Persian Gulf Countries May Use Medical Exams to 'Detect' Gay Visitors
Routine medical examinations conducted on visitors to a group of Middle Eastern nations known as the the Gulf Cooperation Countries (GCC) may be used to "detect" gays, Gulf News reports, citing a senior Kuwaiti official:
“Health centres conduct the routine medical check to assess the health of the expatriates when they come into the GCC countries,” he said. “However, we will take stricter measures that will help us detect gays who will be then barred from entering Kuwait or any of the GCC member states,” he said, quoted by local daily Al Rai on Monday.

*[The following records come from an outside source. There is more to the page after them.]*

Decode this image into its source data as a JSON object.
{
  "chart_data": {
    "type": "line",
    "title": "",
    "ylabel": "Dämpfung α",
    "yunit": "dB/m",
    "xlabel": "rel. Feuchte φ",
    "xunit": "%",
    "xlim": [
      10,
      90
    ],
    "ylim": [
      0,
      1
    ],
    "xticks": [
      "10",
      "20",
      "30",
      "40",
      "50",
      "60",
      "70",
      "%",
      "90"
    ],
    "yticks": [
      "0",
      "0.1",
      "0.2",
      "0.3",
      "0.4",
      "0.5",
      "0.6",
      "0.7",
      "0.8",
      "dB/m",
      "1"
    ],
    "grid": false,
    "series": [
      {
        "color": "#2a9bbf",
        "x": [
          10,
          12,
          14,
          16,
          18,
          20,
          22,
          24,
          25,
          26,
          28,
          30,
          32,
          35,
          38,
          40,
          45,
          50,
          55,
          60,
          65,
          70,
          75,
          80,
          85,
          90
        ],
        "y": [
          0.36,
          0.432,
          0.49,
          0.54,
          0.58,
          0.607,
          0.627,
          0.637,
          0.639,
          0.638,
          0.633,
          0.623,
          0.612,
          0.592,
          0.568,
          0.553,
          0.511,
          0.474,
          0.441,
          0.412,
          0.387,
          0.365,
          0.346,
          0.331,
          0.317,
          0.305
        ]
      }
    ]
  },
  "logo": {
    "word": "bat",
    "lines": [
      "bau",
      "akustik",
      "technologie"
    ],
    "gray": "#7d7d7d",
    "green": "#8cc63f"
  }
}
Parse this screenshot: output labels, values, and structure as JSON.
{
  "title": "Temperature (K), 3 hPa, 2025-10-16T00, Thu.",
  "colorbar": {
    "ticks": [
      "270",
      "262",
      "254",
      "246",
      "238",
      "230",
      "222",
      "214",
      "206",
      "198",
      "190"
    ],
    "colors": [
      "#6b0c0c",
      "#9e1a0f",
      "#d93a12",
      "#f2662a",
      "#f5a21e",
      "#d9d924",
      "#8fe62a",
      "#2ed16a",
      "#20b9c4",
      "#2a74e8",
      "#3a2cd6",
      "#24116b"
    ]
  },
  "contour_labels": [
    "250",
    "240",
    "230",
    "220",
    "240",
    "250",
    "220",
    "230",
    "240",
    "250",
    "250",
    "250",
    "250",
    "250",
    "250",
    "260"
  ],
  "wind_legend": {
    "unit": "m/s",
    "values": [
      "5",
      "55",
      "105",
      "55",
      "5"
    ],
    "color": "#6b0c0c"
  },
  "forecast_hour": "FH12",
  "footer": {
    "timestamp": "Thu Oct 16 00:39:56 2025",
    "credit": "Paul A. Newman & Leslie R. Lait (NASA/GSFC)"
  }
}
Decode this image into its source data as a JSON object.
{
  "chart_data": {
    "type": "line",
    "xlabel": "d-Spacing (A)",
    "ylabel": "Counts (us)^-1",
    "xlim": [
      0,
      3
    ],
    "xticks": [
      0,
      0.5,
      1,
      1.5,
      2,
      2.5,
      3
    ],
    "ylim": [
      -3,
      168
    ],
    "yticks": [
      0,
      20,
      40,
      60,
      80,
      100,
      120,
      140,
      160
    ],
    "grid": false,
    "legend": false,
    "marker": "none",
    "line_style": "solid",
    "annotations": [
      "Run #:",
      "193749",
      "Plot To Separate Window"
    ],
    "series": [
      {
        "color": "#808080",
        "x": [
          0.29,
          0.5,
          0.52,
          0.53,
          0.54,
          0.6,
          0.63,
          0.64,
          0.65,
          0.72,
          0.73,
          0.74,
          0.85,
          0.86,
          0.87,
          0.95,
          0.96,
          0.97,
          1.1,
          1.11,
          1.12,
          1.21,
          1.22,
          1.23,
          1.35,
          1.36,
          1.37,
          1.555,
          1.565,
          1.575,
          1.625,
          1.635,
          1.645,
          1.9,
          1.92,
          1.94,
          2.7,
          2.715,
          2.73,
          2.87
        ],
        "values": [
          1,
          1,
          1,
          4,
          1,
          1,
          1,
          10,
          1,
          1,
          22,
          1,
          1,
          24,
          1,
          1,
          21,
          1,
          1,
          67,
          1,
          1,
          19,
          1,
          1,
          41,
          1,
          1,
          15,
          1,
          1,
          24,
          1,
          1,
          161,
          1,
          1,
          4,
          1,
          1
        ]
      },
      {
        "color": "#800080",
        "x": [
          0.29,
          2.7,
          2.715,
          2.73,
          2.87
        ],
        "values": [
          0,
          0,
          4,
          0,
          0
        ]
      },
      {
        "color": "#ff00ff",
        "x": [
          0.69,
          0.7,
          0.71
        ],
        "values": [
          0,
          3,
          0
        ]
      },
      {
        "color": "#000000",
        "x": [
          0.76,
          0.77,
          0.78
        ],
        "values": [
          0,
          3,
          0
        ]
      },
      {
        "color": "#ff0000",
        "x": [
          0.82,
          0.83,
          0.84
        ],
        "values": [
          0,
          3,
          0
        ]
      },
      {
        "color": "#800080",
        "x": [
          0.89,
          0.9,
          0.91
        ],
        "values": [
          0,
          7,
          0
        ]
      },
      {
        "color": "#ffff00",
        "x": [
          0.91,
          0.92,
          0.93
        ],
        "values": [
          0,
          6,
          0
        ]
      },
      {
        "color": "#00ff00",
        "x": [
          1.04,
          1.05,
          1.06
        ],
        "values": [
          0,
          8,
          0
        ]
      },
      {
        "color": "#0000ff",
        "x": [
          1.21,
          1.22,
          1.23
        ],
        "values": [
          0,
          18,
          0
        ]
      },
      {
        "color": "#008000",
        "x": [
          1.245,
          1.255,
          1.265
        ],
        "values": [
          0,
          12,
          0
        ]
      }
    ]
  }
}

Homosexual acts are banned in Bahrain, Kuwait, Oman, Qatar, Saudi Arabia and the United Arab Emirates, the GCC member countries.
In Bahrain, lawmakers, wary of the growing number of gays coming into the country, had pushed for a crackdown, including the adoption of tougher immigration measures and prompt deportations.
According to Yousuf Mindkar, Kuwait's director of public health, a GCC committee will consider the move on a meeting in mid-November. Sexual acts between members of the same sex is prohibited in the GCC countries, and prison times in Kuwait in particular can be up to 10 years if any of the participants are younger than 21.
Two years ago, 127 gay men were arrested in Bahrain for what authorities called a "depraved and decadent" party. Earlier this year, a 39-country poll conducted by the Pew Research Center found the Middle East to be the most intolerant region in the world towards gays and lesbians, along with sub-Saharan Africa. In addition, the report found slim evidence that attitudes in the region were shifting towards increased tolerance.